The vehicles are still on average more expensive than gas-powered options. And with the United States trying to pull back supply chains from China and other countries since the pandemic, cost has become a bigger concern, said Michelle Krebs, a Detroit-based analyst for Cox Automotive, an industry services and technology provider. A lack of charging infrastructure and the risks of road-testing new technology are further barriers to consumer acceptance.
“Ultimately this has to do with the consumers’ willingness to buy something,” Krebs said. “You can mandate something all day long, but if it’s not accessible to the consumer, it won’t work.”

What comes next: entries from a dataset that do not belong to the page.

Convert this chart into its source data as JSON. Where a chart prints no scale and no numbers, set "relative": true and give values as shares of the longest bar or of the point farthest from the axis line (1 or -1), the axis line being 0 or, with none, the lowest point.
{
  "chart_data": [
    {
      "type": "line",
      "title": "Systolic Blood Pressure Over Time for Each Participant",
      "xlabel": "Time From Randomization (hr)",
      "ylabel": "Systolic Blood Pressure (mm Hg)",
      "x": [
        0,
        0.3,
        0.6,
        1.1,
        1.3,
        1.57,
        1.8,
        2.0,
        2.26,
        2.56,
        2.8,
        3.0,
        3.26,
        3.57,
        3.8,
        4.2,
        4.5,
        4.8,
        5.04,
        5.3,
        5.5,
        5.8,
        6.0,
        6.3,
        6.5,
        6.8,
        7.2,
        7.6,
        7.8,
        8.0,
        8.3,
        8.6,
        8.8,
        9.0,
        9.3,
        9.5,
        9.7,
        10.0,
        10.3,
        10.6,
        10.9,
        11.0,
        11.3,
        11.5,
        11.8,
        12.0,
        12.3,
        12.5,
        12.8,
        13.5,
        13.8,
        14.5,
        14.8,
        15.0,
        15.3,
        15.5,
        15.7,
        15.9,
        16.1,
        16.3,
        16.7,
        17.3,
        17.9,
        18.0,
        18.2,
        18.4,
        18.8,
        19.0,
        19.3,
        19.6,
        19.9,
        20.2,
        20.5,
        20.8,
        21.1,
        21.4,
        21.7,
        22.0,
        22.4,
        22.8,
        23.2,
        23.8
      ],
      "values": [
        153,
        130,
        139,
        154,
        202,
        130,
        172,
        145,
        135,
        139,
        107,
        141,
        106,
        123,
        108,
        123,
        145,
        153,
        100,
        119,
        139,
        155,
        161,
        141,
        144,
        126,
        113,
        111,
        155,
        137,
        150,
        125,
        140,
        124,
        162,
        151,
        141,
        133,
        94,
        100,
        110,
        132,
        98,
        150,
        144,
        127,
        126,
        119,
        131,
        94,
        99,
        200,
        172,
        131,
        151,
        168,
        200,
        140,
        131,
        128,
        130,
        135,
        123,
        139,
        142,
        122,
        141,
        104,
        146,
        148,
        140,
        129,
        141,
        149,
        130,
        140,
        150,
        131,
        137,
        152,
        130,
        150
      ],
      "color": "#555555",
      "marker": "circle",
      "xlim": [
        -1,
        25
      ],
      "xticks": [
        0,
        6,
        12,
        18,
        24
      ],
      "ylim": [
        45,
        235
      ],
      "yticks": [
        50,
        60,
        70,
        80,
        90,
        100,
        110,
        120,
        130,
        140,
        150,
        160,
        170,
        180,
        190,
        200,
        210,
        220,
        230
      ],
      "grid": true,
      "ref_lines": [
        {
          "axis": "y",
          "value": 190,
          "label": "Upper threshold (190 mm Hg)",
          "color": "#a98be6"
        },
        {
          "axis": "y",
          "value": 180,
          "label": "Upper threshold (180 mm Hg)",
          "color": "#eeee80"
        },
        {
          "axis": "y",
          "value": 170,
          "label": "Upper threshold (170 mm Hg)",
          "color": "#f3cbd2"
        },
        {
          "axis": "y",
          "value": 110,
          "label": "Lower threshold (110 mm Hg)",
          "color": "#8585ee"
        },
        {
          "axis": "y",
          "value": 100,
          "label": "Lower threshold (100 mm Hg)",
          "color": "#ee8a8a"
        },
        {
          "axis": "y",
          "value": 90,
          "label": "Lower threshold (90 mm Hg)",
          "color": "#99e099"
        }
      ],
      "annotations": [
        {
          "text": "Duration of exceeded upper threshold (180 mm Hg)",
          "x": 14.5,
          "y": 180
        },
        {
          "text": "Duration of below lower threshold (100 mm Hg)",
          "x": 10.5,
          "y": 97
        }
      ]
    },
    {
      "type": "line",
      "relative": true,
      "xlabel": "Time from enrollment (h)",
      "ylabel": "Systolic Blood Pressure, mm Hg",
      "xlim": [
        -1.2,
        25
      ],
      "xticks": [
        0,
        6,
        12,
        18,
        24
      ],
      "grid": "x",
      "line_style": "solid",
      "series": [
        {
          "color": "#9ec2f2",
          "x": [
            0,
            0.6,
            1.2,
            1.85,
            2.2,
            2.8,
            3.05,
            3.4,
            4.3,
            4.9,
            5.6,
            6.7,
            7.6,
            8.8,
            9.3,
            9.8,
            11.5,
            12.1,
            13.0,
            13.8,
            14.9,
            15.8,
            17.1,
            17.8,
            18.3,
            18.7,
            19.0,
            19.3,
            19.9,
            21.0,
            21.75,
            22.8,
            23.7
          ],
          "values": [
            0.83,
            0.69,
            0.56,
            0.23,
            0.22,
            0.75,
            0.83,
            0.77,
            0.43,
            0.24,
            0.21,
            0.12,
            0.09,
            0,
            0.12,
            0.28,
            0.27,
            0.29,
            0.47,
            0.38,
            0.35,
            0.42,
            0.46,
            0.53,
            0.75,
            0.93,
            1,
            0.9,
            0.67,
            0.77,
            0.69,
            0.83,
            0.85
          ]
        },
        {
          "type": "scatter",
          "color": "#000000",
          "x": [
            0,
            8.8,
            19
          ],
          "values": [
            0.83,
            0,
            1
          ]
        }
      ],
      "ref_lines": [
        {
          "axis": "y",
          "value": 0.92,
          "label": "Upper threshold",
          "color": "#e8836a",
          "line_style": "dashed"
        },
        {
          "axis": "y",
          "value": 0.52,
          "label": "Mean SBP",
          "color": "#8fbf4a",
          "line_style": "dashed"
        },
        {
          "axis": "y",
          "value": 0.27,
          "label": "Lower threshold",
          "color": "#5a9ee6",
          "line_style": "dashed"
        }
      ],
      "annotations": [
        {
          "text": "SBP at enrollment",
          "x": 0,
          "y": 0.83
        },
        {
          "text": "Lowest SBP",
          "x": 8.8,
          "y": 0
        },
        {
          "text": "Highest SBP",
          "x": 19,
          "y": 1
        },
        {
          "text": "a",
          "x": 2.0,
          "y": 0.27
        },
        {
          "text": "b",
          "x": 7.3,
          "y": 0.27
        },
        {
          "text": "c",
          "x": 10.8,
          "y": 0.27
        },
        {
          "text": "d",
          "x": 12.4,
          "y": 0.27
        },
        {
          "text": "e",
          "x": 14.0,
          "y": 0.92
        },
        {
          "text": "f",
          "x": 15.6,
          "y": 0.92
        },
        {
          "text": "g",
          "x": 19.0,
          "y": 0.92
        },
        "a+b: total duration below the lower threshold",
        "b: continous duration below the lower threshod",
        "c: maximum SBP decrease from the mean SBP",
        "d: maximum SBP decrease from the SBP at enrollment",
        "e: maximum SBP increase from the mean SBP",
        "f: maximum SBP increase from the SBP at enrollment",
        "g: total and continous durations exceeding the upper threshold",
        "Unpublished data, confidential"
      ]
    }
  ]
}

Administration officials dismissed some of these concerns, saying they have at times proven irrelevant in the past and that positive signs abound. Some recent signs of price-cutting by Tesla and Ford suggest that competition could help bring down EV prices. And charging-station construction is slowly ramping up as federal subsidies are distributed to the states.
Last week, Walmart announced it will add electric-vehicle charging to thousands of its U.S. stores by 2030, on the belief that EV adoption is reaching a tipping point.
Jeanne Whalen contributed to this report.